Libraries for Web Scraping with Python

Python's web scraping capabilities are greatly enhanced by the use of specialized libraries. Whether you're new to scraping or an experienced developer, mastering these libraries is key to effective web scraping. Here's a closer look at three essential libraries: requests, Selenium, and BeautifulSoup.


The requests library is a cornerstone of many web scraping projects. It's a powerful HTTP library used to make requests to websites. Its simplicity and user-friendliness make it ideal for extracting HTML content from web pages. With just a few lines of code, you can send GET or POST requests and process the response data.


Selenium is a crucial tool for web scraping in Python, offering a versatile framework for automating browser interactions. It ensures cross-browser compatibility and is particularly useful for tasks like automated testing and exploring web pages. Selenium can be used to add functionality to web applications, extract data from websites, or automate repetitive tasks.

Beautiful Soup

Beautiful Soup is another essential library for web scraping in Python. It allows you to extract and parse data from HTML or XML documents. By using features such as tag searching, navigating document structures, and content filtering based on common patterns, you can efficiently extract information from web pages. Beautiful Soup can also be used in conjunction with other Python libraries, such as requests, which adds to its flexibility.

Top Web Scraping tools for sourcing

When it comes to professional parsing, especially for sourcing purposes, you'll need additional web scraping services. The tools listed below are top-notch and will greatly simplify and optimize the information collection process, speeding up candidate searches or other data analysis tasks.


AutoPagerize is a browser extension that enhances your scraping capabilities by automating the often tedious process of navigating website content. What sets AutoPagerize apart is its ability to intelligently identify and process various data patterns across numerous web pages. This eliminates the need to customize scripts for each unique site structure, making it a versatile solution adaptable to different formats used by various sites.

Instant Data Scraper

Instant Data Scraper is another user-friendly tool designed for easy web scraping. With its intuitive interface, you can navigate the data collection process without complex coding or technical knowledge. The tool's versatility is notable, as it supports different websites and platforms, allowing you to extract information from various sources, from social networks to news sites. Instant Data Scraper also enables the extraction of various data types, including text, images, and links.

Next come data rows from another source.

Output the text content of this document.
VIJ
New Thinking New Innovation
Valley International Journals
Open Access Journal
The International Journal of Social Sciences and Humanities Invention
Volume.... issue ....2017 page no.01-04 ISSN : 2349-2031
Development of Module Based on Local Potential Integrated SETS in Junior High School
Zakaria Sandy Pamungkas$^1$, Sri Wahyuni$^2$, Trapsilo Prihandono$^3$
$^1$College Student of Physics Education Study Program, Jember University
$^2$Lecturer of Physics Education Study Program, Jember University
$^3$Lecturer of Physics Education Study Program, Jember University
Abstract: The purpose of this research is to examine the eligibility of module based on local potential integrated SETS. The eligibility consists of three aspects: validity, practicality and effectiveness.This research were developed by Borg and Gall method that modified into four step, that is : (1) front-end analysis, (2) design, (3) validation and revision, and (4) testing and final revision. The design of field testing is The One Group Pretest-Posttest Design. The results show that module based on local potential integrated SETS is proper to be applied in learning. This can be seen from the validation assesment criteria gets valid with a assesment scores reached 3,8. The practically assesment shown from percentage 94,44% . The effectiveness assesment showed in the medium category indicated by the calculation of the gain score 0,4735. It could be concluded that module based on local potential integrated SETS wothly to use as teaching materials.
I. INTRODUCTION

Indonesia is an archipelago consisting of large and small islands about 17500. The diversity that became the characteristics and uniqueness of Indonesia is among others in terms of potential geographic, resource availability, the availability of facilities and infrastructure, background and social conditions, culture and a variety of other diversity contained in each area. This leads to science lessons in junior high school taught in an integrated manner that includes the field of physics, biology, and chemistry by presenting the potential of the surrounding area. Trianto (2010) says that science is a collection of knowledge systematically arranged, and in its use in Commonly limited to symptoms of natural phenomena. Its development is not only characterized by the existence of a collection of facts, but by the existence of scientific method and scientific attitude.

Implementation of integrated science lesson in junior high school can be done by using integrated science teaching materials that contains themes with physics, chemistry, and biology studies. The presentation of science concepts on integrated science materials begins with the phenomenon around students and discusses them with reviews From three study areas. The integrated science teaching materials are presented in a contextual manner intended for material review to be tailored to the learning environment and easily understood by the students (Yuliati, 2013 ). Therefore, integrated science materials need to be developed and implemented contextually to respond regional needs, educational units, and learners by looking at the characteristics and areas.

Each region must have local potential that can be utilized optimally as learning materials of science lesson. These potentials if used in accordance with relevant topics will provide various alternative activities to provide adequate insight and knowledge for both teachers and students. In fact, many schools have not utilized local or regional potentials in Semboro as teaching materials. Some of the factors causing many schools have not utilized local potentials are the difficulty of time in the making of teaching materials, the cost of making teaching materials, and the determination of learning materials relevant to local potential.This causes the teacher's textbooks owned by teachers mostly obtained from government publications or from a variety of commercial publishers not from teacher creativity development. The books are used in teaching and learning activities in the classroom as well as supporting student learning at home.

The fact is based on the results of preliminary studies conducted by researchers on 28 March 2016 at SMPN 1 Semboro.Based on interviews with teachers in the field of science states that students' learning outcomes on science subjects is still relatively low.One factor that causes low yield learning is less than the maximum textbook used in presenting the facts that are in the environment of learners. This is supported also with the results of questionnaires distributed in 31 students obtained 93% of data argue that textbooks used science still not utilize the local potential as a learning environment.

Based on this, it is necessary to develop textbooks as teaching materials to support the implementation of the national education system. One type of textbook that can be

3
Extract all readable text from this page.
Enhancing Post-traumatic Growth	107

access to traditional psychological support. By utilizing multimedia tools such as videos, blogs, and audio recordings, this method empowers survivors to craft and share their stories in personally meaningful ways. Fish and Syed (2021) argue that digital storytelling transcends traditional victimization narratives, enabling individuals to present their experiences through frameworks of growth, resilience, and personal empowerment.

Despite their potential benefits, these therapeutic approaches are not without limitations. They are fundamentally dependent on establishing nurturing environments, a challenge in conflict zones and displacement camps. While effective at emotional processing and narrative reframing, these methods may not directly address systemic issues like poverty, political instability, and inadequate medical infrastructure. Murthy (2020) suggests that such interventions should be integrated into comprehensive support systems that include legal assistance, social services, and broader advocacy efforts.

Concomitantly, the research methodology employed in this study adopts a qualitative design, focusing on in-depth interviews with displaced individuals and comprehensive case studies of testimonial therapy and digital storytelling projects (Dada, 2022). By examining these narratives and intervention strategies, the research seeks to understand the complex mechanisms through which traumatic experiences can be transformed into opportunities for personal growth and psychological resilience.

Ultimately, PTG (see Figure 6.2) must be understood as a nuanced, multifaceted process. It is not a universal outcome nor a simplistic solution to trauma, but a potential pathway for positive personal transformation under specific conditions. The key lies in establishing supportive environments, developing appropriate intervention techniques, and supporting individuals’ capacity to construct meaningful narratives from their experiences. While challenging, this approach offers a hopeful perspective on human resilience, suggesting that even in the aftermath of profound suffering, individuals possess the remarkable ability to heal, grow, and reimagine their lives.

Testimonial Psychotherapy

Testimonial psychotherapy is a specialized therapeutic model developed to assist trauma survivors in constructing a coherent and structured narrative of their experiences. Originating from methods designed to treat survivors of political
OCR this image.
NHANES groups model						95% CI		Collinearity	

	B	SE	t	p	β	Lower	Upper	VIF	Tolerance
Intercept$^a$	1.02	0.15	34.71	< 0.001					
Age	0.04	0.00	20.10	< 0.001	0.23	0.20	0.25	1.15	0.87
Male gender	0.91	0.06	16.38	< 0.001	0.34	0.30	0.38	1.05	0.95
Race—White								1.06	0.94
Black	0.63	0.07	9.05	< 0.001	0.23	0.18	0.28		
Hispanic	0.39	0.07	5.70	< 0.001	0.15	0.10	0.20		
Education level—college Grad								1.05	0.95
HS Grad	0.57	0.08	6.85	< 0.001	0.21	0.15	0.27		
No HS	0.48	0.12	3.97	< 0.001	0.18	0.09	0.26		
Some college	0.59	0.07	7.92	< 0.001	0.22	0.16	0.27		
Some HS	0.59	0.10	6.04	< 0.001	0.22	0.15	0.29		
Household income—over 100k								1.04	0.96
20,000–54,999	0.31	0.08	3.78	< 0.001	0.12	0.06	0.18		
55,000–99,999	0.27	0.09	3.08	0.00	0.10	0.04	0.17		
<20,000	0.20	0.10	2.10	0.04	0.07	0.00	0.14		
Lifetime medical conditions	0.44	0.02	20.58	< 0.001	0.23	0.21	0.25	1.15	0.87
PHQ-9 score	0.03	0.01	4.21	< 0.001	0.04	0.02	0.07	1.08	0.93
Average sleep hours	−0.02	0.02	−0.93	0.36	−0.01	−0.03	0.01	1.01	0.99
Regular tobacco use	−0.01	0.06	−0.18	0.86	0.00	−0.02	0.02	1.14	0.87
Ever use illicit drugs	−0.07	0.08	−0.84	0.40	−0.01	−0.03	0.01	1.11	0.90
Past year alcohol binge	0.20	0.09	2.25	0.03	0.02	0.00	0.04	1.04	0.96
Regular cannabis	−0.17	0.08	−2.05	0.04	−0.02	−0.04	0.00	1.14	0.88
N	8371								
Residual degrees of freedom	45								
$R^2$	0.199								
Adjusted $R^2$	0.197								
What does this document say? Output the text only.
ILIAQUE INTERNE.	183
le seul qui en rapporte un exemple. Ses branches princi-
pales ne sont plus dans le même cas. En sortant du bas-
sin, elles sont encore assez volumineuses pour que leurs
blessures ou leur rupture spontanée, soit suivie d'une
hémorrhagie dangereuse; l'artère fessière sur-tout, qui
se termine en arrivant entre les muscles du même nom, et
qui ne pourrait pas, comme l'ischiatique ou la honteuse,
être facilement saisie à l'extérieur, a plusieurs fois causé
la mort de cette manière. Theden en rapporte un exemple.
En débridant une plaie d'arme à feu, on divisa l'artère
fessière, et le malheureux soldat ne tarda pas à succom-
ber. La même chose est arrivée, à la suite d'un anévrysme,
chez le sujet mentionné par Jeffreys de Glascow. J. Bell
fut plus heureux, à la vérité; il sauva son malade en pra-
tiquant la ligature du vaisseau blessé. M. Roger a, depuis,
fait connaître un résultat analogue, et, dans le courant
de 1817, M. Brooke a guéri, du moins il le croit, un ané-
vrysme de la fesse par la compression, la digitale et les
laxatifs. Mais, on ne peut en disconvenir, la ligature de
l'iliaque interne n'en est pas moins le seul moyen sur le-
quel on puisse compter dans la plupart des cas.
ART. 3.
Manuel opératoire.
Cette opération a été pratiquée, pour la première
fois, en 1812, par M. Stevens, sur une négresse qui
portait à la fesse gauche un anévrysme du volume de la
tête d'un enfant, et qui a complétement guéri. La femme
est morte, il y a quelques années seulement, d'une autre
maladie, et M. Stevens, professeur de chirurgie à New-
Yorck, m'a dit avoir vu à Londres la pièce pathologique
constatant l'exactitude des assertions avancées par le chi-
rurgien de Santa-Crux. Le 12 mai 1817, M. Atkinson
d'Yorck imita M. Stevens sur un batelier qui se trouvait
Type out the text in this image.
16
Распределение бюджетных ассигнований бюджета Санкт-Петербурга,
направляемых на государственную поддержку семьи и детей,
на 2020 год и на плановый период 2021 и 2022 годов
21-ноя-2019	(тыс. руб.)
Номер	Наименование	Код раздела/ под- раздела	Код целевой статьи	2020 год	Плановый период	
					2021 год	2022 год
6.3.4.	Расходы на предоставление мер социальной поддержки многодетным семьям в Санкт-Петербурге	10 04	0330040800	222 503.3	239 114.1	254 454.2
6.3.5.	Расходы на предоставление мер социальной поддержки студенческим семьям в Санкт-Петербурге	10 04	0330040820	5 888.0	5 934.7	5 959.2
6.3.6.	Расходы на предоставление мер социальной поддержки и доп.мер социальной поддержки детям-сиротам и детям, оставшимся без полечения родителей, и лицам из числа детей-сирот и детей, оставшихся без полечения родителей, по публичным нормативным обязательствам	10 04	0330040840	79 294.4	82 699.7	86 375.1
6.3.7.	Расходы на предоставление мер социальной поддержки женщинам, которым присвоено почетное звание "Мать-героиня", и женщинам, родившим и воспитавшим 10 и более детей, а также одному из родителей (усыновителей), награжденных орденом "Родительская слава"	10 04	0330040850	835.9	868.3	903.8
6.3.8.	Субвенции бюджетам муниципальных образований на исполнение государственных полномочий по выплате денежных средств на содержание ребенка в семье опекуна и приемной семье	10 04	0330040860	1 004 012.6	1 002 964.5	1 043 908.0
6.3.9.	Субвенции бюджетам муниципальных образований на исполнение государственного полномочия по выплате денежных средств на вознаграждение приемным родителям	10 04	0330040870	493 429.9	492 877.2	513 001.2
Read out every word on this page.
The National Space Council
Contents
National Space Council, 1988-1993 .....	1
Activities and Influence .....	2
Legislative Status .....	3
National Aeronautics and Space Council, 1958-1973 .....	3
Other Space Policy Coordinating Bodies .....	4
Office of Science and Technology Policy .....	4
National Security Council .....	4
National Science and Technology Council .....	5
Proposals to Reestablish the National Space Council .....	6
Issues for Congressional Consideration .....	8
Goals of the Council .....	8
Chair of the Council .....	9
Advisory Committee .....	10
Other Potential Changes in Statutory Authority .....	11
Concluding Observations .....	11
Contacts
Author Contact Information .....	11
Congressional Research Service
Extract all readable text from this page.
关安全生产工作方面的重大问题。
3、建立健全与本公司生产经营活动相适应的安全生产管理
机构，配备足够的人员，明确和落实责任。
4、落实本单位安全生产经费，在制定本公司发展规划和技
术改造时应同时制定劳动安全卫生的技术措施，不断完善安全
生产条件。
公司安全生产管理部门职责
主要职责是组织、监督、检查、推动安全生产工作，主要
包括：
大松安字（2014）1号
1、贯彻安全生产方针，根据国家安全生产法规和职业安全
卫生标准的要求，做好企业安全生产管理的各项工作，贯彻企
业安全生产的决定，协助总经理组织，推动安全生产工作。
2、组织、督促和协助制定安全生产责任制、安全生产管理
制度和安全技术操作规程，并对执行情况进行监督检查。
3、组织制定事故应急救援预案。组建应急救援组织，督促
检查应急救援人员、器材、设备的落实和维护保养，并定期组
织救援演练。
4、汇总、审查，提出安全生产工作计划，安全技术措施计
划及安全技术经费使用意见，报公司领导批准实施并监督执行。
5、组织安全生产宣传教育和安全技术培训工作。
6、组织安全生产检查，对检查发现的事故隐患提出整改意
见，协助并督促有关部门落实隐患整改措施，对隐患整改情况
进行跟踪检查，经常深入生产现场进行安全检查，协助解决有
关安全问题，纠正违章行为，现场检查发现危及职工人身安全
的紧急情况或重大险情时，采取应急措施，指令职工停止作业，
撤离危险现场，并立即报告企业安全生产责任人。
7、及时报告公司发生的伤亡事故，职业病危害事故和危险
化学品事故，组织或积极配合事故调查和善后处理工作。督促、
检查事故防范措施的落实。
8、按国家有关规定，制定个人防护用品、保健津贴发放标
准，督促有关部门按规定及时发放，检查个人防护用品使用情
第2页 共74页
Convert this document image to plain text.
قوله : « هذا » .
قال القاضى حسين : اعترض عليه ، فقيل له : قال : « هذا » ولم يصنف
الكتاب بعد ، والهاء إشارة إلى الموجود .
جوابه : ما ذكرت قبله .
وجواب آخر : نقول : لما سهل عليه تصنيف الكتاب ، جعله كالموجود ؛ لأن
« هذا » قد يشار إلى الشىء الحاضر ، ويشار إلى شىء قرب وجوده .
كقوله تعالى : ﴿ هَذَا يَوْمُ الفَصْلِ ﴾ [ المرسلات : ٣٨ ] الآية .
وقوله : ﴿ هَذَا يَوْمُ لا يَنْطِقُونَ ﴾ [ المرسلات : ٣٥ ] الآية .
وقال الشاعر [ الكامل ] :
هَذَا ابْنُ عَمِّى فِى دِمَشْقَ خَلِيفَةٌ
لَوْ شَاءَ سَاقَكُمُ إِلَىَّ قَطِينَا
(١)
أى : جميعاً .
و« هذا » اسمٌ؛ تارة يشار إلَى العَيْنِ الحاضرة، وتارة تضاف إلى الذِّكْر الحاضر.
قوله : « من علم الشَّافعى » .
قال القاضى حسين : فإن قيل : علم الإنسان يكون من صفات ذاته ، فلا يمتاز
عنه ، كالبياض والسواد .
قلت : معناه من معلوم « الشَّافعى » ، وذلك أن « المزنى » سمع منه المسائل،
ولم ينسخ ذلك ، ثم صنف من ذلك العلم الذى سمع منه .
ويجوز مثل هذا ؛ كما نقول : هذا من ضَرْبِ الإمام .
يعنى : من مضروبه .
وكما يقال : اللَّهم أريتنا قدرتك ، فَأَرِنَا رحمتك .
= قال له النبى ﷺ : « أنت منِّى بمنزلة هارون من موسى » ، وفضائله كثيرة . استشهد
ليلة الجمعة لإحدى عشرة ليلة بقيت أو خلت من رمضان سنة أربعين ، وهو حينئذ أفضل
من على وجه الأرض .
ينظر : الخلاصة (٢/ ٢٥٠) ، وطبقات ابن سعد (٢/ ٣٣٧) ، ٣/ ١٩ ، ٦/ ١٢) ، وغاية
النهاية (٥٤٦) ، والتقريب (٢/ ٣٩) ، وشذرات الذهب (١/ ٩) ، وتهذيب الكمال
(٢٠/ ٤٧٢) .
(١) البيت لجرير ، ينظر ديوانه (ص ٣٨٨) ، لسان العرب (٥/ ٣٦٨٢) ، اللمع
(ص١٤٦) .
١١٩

PhantomBuster offers a wide range of settings, allowing you to tailor it to your needs. From selecting data sources to defining output structures, you have complete control over the information collection process. PhantomBuster seamlessly integrates with various APIs, providing additional capabilities for data processing. This allows for smooth interoperability with other platforms, making it an excellent tool for web API scraping.

In conclusion, web scraping and web crawling are essential tools for implementing automation in information collection. These technologies enhance business projects, scientific research, or any other area requiring the processing and analysis of large amounts of data.